11/12/2020

Si nous fêtons Noël (3ème dimanche de l'avent)

Nous avons ouvert dimanche dernier l’évangile de Marc. Il est si court que déjà il est remplacé par celui de Jean si l’on veut tenir pour une lecture continue toute l’année ! Cela nous vaut d’entendre de nouveau la prophétie d’Isaïe, avec le même jeu sur la ponctuation. Non pas « Voix de celui qui crie : Dans le désert, préparez la route », mais « Voix de celui qui crie dans le désert : Préparez la route. »

La tradition de Marc est pourtant bien distincte de celle de Jean. Il faut croire que les chrétiens des années 70 à 100 avaient l’impression de parler dans le désert. Cette impression pourrait aussi être la nôtre.

Sur qui l’évangile peut compter dans les vingt-neuf villages de la paroisse ? Je ne parle pas de ceux qui fréquentent la messe le dimanche, mais de ceux, réguliers de la messe ou non, qui œuvrent à la mission. Pour Jésus, il semble qu’ils seraient en nombre toujours limité. C’est une des rares intentions de prière qu’il commande : « Priez le maître de la moisson d’envoyer des ouvriers pour sa moisson ». (Il faudrait réfléchir à ce que moisson signifie mission, nous n’aurions pas à semer, mais seulement à nous réjouir de la récolte.)

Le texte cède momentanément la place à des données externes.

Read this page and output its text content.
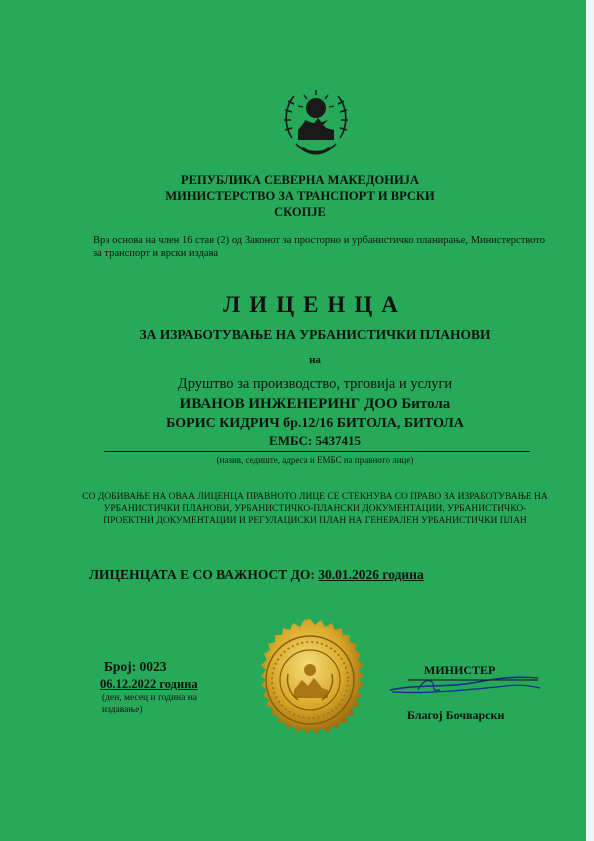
РЕПУБЛИКА СЕВЕРНА МАКЕДОНИЈА
МИНИСТЕРСТВО ЗА ТРАНСПОРТ И ВРСКИ
СКОПЈЕ
Врз основа на член 16 став (2) од Законот за просторно и урбанистичко планирање, Министерството за транспорт и врски издава
ЛИЦЕНЦА
ЗА ИЗРАБОТУВАЊЕ НА УРБАНИСТИЧКИ ПЛАНОВИ
на
Друштво за производство, трговија и услуги
ИВАНОВ ИНЖЕНЕРИНГ ДОО Битола
БОРИС КИДРИЧ бр.12/16 БИТОЛА, БИТОЛА
ЕМБС: 5437415
(назив, седиште, адреса и ЕМБС на правното лице)
СО ДОБИВАЊЕ НА ОВАА ЛИЦЕНЦА ПРАВНОТО ЛИЦЕ СЕ СТЕКНУВА СО ПРАВО ЗА ИЗРАБОТУВАЊЕ НА УРБАНИСТИЧКИ ПЛАНОВИ, УРБАНИСТИЧКО-ПЛАНСКИ ДОКУМЕНТАЦИИ, УРБАНИСТИЧКО-ПРОЕКТНИ ДОКУМЕНТАЦИИ И РЕГУЛАЦИСКИ ПЛАН НА ГЕНЕРАЛЕН УРБАНИСТИЧКИ ПЛАН
ЛИЦЕНЦАТА Е СО ВАЖНОСТ ДО: 30.01.2026 година
Број: 0023
06.12.2022 година
(ден, месец и година на издавање)
МИНИСТЕР
Благој Бочварски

Ainsi donc, faisons la liste de ceux qui dans la paroisse sont attelés à l’annonce de l’évangile. Certains, nous les oublierons dans notre décompte, parce que nous ignorons toute de leur engagement pour l’évangile, de surcroît en dehors des relations pastorales.

Même si ces anonymes de la mission viennent grossir les rangs de la voix qui crie, reprenons notre liste. Sur qui compter, témoin pour rendre témoignage à la lumière, afin que tous croient par lui ; hommes et femmes qui ne sont pas la lumière, mais qui sont là pour rendre témoignage à la lumière.

Il y a quelques parents engagés dans la catéchèse ; il y a l’équipe qui accompagne les familles en deuil et celle qui anime les préparations baptême et mariage ; il y a les prêtres ; il y a cette jeune qui dit parfois à ses copains qu’elle est disciple et tel ou telle en soutien aux plus pauvres ; il y a ceux qui distribuent la feuille paroissiale et ceux, empêchés par l’âge qui se dédient à prier pour les autres. Des engagements à l’implication évangélique fort diverse.

Voilà la liste de ceux qui posent au cœur des villages, voix qui crient, le signe de l’attente du Seigneur, par la prière, l’engagement caritatif et l’annonce explicite de l’évangile. Le Pape a beau dire que les disciples sont par définition missionnaires, dans un diocèse, une paroisse comme les nôtres ils ne paraissent pas très nombreux à préparer la route.

Peut-être n’y a-t-il pas besoin de beaucoup de monde. Après tout, il n’y eut qu’un Jean-Baptiste ? Et qui voudra entendre la voix ? L’évangile met en scène pire qu’une indifférence, un refus, sous prétexte d’une instruction menée en bonne et due forme : Qui es-tu ? Que fais-tu ? Au nom de qui parles-tu ? Au nom de qui fais-tu cela ? Il faut une réponse pour avoir une bonne raison de ne pas écouter la voix. La voix continue à crier dans le désert.

Jean n’a plus rien à répondre si ce n’est qu’un autre vient.

Les raisons d’attendre sont nombreuses. Le Secours Catholique annonçait il y a quelques semaines dix millions de personnes vivant en France avec moins de 600 euros par mois. Ne faut-il pas crier et espérer la venue de qui changera les cœurs ? Etre la voix qui crie c’est être ouvriers de la moisson-mission. Et la détresse des migrants ? Et le crime de ceux font crever les autres de leur accumulation de richesses ? Quelle voix pour crier ?

Ce sont des décisions politiques qui transformeront le monde, certes, mais c’est le changement de nos cœurs qui portera des politiques responsables et justes au pouvoir, qui donneront à des citoyens justes et responsables de s’engager pour un monde plus juste. Les ouvriers de la mission n’ont pas à annoncer la bonne parole, mais à travailler à un monde de justice et de paix. Annoncer l’évangile, c’est revendiquer un monde de justice et de paix.

Qui d’entre nous prendra sa part à la voix dans le désert pour crier, encore et toujours ? Notre monde manque d’ouvriers pour préparer la route du Prince de la paix, du règne de justice. Comment célébrerions-nous la nativité du Seigneur sans être aussi cette voix ? Nous ne pouvons abandonner le monde à l’injustice et à la violence si nous fêtons Noël.